Lopez pounced and fired several shots, putting Luevano down. Luevano pulled himself off the campus, but he wobbled around in his corner and referee Benji Esteves wisely halted the bout at 2:16 of the seventh round.

Lopez insisted he wasn't trying to live up to Gamboa's effort – he was getting prepared for his bout and didn't know what had happened in the Gamboa-Mtagwa bout – but he managed to put on a show that had the sellout crowd of 5,142 delirious.

"I knew I was as good a boxer as he is and I knew I would be stronger," Lopez said of Luevano. "You have to be smart and be patient, and I did that."

And now the public is going to have to be patient, because Arum knows the value of waiting. He'll dangle Lopez and Gamboa in front of the public a few more times – he said they might fight on a split-site doubleheader in the spring or early summer – and said there is at least a chance they won't fight at all this year.

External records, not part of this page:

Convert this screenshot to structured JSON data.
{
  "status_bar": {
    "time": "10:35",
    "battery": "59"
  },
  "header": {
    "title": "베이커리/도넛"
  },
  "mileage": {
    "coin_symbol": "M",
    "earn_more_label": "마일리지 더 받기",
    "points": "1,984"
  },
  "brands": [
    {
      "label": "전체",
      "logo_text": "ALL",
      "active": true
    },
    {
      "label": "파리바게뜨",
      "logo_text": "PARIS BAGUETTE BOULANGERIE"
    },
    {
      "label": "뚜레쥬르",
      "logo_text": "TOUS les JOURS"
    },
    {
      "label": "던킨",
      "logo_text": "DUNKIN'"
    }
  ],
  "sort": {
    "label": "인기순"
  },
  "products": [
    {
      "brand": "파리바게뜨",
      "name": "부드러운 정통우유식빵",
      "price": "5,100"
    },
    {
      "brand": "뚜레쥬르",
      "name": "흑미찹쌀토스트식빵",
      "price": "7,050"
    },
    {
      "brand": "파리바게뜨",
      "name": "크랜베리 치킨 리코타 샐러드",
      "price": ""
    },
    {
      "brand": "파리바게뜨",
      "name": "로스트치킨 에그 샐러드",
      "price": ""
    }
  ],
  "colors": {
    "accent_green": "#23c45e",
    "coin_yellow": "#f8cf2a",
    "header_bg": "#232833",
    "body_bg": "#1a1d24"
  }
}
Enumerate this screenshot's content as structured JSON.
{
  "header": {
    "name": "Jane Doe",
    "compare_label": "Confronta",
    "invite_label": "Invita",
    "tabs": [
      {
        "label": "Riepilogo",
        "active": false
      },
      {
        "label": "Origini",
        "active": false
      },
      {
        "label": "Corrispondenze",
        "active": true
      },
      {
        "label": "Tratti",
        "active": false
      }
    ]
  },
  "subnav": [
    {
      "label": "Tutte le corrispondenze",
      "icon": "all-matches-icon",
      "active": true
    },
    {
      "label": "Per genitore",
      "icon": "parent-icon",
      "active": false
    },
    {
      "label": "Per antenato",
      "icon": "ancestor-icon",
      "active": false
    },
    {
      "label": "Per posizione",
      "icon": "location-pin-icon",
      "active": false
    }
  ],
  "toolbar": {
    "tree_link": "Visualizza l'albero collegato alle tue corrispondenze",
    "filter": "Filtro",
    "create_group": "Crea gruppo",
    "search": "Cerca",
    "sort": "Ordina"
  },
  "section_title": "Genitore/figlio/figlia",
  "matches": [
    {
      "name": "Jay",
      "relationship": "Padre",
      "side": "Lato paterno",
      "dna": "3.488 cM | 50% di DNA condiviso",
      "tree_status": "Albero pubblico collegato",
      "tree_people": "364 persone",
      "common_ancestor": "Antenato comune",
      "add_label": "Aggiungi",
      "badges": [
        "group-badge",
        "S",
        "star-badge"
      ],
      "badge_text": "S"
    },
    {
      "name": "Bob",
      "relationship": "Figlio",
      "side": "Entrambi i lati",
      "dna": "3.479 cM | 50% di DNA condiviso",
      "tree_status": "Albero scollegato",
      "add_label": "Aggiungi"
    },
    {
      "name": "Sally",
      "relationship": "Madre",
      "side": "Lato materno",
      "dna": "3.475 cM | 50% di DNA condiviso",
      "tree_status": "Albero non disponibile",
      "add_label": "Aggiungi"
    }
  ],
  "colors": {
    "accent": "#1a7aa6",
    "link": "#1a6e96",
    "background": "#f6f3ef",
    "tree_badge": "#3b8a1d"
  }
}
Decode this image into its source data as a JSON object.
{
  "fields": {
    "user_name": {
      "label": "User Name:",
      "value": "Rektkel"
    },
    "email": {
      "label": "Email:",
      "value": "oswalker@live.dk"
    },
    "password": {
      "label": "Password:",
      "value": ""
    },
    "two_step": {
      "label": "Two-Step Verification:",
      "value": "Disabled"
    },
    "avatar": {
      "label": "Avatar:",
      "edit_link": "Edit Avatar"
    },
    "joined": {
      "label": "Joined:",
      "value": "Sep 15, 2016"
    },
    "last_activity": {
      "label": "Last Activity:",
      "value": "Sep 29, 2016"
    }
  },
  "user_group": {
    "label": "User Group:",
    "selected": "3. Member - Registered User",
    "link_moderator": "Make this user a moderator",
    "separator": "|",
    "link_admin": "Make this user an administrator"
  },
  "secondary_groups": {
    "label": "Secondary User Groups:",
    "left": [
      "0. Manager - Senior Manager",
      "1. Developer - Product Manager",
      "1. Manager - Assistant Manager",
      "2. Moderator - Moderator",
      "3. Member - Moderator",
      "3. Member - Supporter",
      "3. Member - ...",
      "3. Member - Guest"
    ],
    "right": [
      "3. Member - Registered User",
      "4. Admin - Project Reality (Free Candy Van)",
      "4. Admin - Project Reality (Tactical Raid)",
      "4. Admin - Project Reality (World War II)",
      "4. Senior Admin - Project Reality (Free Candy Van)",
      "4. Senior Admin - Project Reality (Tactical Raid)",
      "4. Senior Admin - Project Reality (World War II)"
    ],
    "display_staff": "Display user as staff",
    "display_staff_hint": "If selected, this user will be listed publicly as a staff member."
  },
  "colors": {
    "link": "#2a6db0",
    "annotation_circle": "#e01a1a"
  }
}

"If I have to wait until 2011, that's what I'll do," Arum said. "I don't want to make this fight too early, because then that's taking money out of these kids' pockets."

With as much talent as there is in the featherweight division and the skills that Lopez and Gamboa possess, Arum began mentioning them in the same breath as pound-for-pound king Manny Pacquiao.

As the public gets to see them more and comes to appreciate their fan-friendly styles, they'll grow increasingly popular.

"I want to hear you guys ask me that question [about when they'll fight] over and over and over," Arum said, grinning. "Because then I know they're taking care of their business and we're doing our jobs. They're terrific young fighters and terrific kids, but this fight is going to be huge one day. If I just threw them in there now, yeah, you'd love it and it would be a great fight, but it wouldn't do the kind of business it's going to do a while from now.

"Believe me when I tell you, down the road a fight between these two guys is going to be huge. You watch."